First United States rice shipment for market sale arrives in South Korea

The first shipment of U.S. rice for direct sale to consumers arrived in South Korea Thursday amid farmer protests against foreign rice imports.

The shipment comes as part of a 2004 agreement that South Korea signed with the United States , China , Thailand and six other rice-producing countries, to gradually open up its rice market.

About 13,000 tons of American rice arrived at the port of Busan, South Korea's second largest city about 450 kilometers (280 miles) south of Seoul, early Thursday, according to the Agriculture and Forest Ministry.

South Korean farmers strongly oppose opening the country's rice market and have held violent rallies in protest, claiming they are already heavily indebted and that their plight would worsen if cheaper foreign rice floods into the country.

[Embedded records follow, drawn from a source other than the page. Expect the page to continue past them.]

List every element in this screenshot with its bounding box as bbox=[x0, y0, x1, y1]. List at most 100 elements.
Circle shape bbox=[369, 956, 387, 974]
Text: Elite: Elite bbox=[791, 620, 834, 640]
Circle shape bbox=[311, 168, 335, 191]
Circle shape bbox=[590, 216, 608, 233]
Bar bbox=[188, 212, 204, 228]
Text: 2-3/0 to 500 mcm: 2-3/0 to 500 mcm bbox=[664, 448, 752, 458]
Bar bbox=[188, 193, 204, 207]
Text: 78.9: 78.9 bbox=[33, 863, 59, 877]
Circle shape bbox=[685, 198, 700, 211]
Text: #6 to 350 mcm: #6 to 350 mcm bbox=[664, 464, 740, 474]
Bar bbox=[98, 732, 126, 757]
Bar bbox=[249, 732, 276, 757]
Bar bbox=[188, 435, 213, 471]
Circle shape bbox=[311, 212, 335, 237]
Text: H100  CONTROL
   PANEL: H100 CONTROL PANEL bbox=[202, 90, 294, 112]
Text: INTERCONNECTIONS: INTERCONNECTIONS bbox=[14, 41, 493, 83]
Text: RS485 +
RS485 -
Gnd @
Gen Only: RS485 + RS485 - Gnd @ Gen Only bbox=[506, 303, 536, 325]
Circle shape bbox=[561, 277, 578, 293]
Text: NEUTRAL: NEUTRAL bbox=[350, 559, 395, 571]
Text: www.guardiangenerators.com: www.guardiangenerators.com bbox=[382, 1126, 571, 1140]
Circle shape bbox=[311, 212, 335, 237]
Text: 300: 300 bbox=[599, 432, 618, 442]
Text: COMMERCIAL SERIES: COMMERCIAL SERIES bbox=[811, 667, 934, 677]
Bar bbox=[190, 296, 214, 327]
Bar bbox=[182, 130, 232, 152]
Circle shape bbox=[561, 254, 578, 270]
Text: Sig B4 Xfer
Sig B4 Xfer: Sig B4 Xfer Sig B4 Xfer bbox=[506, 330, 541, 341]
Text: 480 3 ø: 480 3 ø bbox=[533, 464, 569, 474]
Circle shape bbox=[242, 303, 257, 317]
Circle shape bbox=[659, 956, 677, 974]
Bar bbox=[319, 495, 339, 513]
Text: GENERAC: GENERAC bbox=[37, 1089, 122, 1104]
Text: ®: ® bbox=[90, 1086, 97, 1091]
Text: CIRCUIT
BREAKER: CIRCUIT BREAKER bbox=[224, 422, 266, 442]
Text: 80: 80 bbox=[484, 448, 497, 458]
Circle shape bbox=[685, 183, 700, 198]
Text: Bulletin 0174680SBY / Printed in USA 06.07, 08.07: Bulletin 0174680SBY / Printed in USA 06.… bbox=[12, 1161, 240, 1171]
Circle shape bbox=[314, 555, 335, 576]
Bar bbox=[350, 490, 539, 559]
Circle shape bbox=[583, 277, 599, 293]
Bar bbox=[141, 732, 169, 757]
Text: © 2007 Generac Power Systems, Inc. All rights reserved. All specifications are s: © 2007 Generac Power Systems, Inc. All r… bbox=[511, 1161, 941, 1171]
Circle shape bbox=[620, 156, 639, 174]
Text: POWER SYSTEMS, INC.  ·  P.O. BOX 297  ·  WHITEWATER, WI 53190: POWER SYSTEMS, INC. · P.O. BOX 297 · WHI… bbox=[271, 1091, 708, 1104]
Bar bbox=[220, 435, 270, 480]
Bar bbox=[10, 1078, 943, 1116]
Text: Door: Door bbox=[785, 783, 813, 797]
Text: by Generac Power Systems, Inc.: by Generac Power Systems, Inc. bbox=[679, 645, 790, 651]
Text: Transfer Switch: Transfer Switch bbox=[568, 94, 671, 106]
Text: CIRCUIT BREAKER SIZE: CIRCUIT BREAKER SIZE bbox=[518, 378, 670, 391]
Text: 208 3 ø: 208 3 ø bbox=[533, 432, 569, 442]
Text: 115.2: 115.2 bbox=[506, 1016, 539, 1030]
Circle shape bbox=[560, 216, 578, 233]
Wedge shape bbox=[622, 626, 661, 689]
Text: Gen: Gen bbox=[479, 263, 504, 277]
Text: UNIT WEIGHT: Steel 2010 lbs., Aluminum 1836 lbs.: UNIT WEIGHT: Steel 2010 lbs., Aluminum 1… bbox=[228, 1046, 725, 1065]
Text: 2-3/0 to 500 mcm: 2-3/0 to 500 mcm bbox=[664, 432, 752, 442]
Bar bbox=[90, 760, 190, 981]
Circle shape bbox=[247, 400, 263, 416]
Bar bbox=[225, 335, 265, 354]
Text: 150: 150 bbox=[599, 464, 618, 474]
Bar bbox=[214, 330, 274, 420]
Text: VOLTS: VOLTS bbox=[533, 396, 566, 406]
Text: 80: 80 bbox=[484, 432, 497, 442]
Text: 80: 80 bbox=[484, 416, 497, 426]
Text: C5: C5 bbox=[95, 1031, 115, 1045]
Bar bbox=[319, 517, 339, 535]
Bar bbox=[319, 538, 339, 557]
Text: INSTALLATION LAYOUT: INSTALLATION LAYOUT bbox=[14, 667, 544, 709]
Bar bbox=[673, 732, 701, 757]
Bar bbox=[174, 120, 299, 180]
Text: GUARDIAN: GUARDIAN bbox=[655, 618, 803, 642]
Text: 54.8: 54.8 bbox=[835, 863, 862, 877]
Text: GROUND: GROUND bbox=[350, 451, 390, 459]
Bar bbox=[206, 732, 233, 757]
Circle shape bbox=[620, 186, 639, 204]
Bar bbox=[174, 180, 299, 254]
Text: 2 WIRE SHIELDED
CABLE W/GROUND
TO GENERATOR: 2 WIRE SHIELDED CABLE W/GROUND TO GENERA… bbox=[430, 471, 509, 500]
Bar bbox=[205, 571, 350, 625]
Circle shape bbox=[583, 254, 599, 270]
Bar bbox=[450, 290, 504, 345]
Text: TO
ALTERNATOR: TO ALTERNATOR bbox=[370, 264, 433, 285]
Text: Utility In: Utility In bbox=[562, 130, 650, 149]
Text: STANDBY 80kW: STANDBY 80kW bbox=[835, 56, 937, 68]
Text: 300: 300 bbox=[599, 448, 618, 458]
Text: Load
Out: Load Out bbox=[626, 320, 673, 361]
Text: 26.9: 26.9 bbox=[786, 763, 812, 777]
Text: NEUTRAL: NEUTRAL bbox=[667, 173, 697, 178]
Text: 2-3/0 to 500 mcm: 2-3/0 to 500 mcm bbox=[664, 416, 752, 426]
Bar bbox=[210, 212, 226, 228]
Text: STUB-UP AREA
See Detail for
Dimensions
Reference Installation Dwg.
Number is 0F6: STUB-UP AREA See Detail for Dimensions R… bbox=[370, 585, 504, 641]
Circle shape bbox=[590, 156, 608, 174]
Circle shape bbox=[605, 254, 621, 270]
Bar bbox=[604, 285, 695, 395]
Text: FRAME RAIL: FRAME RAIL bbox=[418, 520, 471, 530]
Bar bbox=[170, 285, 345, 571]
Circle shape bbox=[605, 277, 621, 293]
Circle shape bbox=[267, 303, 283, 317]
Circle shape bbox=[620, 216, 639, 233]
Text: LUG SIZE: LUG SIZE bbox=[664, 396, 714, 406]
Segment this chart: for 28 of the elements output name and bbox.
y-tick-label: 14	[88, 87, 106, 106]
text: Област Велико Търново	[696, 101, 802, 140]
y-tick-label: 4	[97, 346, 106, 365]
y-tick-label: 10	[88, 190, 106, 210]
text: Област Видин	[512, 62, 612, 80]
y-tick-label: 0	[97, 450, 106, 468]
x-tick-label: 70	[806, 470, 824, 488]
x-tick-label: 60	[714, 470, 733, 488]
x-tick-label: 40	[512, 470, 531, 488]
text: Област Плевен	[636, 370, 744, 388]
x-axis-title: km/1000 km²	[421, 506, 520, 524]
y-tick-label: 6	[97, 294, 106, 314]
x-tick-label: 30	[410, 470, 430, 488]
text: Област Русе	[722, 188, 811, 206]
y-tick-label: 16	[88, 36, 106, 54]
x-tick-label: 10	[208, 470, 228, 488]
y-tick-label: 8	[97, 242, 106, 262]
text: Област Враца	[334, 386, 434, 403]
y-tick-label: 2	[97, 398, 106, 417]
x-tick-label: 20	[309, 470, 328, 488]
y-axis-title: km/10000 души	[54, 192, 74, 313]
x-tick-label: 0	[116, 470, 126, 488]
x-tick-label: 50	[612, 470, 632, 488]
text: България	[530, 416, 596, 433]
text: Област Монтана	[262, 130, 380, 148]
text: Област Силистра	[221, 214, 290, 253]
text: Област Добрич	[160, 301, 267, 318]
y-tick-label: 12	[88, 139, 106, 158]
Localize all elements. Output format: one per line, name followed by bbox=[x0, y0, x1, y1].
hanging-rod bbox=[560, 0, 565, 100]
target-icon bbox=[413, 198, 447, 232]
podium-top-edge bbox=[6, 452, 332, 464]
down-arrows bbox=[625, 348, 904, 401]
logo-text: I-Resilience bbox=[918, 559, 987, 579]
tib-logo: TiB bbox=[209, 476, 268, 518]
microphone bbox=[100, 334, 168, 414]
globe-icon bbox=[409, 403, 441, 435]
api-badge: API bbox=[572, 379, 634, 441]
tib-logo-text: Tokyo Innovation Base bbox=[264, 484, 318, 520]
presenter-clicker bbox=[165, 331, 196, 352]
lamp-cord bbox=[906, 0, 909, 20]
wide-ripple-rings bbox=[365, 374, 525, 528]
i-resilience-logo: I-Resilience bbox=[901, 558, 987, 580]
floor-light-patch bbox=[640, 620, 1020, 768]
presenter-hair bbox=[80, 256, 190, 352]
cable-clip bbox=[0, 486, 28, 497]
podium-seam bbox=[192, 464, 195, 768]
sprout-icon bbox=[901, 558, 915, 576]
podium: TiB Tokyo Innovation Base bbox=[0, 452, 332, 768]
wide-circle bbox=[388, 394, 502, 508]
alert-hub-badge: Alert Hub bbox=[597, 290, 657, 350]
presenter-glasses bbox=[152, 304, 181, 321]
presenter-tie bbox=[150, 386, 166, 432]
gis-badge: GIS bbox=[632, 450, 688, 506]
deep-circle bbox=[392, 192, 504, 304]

About 100 farmers staged an overnight rally outside the Busan port to protest the U.S. rice arrival. They briefly scuffled with riot police as they attempted to enter the port to disrupt its unloading, according to South Korea 's Yonhap news agency. No injuries were reported.

South Korea began importing rice from the U.S. and other countries on a limited basis in 1995. But until now all imports have been used at food-processing factories to make products such as rice crackers, not sold directly to consumers.

The U.S. rice will be on market early next month after quarantine and customs clearance, the ministry said.

The 2004 deal calls for South Korea to gradually double its current 4 percent limit on rice imports by 2014, and eventually fully open the market with tariffs still allowed. Parliament endorsed the agreement in November after delays due to farmer protests.

In Donghae, a port city about 280 kilometers (174 miles) east of Seoul, about eight farmers forcefully boarded a Vietnamese cargo ship and staged protests as it was unloading Chinese rice, but all of them were taken away by police, the ministry said.

Two farmers lost their lives during clashes with riot police last year. President Roh Moo-hyun apologized publicly and the country's police chief resigned to take responsibility, reports the AP.